Activision CEO Eric Hirshberg believes that, despite forecasts about low sales figures for Call of Duty: Advanced Warfare, the game is going to perform rather well thanks to digital copies that are sold across both PC and consoles.

Call of Duty: Advanced Warfare is this year's installment in the first-person shooter series published by Activision, this time coming from developer Sledgehammer Games, and is set to introduce a wide variety of changes to the core recipe. From the future setting to the new story line and the many multiplayer enhancements, the game is going to stand out from the other titles in the series.

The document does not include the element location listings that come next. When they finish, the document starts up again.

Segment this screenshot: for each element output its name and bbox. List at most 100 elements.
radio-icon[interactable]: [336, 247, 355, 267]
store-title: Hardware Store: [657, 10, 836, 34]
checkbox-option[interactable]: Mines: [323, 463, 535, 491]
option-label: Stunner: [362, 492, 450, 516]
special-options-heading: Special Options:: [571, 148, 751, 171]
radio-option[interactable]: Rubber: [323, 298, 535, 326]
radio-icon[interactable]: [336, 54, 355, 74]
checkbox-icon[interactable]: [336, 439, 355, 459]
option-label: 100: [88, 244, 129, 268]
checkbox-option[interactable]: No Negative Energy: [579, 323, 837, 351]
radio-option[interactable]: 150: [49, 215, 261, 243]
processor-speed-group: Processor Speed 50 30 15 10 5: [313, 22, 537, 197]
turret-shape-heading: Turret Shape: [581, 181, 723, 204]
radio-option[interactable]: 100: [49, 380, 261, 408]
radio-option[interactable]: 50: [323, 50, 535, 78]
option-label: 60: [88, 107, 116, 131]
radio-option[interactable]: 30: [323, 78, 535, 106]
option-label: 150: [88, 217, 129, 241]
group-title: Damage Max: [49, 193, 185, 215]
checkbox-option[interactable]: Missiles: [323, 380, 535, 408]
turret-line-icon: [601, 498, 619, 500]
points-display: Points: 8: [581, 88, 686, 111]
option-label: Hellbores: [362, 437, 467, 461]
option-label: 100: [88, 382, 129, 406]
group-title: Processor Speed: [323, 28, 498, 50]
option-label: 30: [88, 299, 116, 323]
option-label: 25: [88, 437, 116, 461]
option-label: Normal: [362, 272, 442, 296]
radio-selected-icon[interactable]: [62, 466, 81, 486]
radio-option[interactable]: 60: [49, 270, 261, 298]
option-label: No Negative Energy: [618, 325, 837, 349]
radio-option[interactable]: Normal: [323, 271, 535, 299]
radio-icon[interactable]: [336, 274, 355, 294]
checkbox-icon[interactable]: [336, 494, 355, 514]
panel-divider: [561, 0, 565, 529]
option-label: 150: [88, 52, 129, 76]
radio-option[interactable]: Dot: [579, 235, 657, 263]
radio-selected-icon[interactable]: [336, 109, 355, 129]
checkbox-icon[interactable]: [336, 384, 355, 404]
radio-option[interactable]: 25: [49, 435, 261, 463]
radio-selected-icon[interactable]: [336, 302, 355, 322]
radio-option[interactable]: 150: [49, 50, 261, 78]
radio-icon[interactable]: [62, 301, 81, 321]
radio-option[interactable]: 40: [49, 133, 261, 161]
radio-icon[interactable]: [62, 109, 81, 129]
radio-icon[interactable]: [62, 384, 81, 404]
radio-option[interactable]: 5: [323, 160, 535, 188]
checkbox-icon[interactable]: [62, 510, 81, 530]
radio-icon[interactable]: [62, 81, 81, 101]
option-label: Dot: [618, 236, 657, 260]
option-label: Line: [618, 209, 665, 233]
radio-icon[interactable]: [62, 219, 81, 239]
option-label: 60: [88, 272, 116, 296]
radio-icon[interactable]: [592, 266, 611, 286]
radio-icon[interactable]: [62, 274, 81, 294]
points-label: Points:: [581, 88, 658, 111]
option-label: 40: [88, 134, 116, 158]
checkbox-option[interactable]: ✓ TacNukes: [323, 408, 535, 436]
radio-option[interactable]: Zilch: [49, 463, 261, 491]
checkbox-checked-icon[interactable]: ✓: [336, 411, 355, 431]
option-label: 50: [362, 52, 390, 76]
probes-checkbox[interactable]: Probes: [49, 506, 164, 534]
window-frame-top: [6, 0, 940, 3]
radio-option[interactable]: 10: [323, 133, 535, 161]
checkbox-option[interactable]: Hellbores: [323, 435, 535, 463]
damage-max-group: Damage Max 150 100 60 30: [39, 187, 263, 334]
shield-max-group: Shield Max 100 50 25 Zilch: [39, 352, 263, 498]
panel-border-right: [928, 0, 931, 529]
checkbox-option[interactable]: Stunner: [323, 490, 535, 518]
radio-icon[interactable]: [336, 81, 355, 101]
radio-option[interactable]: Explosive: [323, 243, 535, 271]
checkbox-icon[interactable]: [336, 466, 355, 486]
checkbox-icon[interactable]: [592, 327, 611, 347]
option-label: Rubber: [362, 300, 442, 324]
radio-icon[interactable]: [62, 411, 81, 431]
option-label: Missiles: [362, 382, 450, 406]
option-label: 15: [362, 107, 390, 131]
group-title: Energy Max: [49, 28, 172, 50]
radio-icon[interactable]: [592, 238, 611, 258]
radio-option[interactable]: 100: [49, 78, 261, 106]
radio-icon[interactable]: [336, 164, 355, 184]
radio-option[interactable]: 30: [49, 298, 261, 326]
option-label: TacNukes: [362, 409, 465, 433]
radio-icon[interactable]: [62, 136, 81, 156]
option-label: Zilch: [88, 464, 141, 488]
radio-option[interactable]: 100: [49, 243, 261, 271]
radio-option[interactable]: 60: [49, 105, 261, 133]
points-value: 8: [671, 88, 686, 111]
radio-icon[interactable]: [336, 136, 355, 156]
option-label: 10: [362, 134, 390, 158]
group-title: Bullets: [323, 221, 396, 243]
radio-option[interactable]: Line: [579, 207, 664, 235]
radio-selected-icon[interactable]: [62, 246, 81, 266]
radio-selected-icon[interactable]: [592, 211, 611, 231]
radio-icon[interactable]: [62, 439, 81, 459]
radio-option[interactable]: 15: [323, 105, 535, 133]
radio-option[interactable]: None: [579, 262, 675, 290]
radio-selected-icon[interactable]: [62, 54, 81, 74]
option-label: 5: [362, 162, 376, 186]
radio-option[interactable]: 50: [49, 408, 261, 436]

Due to these big changes and to the not so great performance of last year's Call of Duty: Ghosts, however, analysts have chimed in in recent months to speculate that Advanced Warfare won't perform all that well.

Advanced Warfare is going to sell well, especially digitally

Activision CEO Erich Hirshberg, however, begs to differ and tells GamesIndustry that the intention to purchase Advanced Warfare is well above the one seen with Call of Duty: Ghosts last year. Throw in the great increase in social media presence and interaction and the executive is confident in the new title.

A main reason why analysts are wrong, according to Hirshberg, is that they use just pre-order figures from retail stores and don't factor in digital copies that are sold via Steam, PlayStation Store, or Xbox Live Marketplace.

"Preorders are a good barometer for day one, but I don't think they reflect the overall demand for the product," says Hirshberg. "[They] don't represent what they used to - because of the move to digital and all the ways people can buy the game."

The console generation transition is eliciting changes

Hirshberg also mentions that, due to the current transition between console generations, things are a bit tougher but he hopes that, through offers like the free upgrade process for Advanced Warfare from PS3 to PS4 or Xbox 360 to Xbox One, the migration can be accelerated.

"Console transitions are hard to manage for companies like ours," he says. "But if you have to have a set of problems, I'd rather have those problems be that adoption is going faster than expected and (older) software is dropping faster than expected, because that points to the future."

Advanced Warfare is already available as part of the Day Zero offer and the regular version of the shooter launches today, November 4, worldwide across PC, PS3, PS4, Xbox 360, and Xbox One.